The EU disbursed some €1.7 billion to the southern Mediterranean between 2007 and 2010. After the Arab Spring erupted, an additional €160 million was allocated for Egypt and Tunisia between 2011 and 2012 under the neighbourhood policy, and €350 million disbursed under a new programme called Spring (Support for partnership, reform and inclusive growth).
The Commission also increased by €10 million the education and teaching grants for students in North Africa and the Middle East, increasing the number of scholarships each year from 525 to 1084.
But this contrasts with the hundreds of billions of dollars that flowed in aid and trade concessions to the former Soviet economies of eastern and central Europe. Roads and bridges were built, railways, schools and hospitals were renovated, town centres rejuvenated and young people drawn into training programmes. Within a few years, the Czech Republic, Estonia, Latvia, Lithuanian, Hungary, Poland, Slovenia and Slovakia gained "candidate" status for EU members, receiving full membership in 2004. Bulgaria and Romania joined three years later.
Today, though, money is tight. Europe cannot throw open the financial floodgates. Peter Stano, spokesperson for Commissioner Stefan Fuele, in charge of the neighbourhood policy, defended the strategy, saying it was based on the same principle that guided the successful consolidation of eastern Europe.
"[It] is founded on a 'more for more' principle, mutual accountability and stronger partnership with societies," he said in an email response to the Herald. "The more partners engage in democratic reforms, the more the EU will support the ongoing transformations."
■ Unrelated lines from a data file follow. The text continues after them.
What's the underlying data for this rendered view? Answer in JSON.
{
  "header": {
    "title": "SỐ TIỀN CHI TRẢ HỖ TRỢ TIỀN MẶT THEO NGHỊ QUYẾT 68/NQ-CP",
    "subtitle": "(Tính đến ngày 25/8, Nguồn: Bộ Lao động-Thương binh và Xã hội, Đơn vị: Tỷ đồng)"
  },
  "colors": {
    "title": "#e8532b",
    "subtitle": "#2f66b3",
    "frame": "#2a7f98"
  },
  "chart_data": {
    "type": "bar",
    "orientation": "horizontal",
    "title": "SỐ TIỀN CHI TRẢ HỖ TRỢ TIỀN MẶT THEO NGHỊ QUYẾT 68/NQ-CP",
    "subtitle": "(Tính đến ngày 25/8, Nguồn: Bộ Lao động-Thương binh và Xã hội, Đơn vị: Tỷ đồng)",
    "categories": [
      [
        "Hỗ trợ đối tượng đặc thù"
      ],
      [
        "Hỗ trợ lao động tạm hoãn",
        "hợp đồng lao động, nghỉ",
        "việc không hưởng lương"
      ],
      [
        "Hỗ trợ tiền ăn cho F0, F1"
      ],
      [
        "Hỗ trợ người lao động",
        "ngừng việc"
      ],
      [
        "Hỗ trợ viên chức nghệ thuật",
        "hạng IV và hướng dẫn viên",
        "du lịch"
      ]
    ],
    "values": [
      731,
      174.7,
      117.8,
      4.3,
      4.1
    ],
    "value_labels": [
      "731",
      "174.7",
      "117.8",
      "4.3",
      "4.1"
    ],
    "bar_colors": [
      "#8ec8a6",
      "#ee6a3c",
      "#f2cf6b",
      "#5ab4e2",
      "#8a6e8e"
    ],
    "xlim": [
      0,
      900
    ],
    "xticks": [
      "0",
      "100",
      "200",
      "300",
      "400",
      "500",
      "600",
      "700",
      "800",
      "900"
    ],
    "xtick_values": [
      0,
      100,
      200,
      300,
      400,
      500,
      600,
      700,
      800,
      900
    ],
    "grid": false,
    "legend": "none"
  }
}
Diplomats say that at a meeting in February, France lobbied hard for debt forgiveness in exchange for legal and institutional changes, an approach influenced by the "quid pro quo" of the bailout for Greece. But the chances of this being incorporated into an assessment of the neighbourhood policy, due to be issued next month, are slim. Radical changes to the programme are unlikely.
"I would like to see factories relocating to the south Mediterranean nations rather than Asia, and the EU dropping its trade protectionism against the region's agricultural exports," says MacShane. "But the agro-protectionist force in France, Spain and Italy will stop any market opening."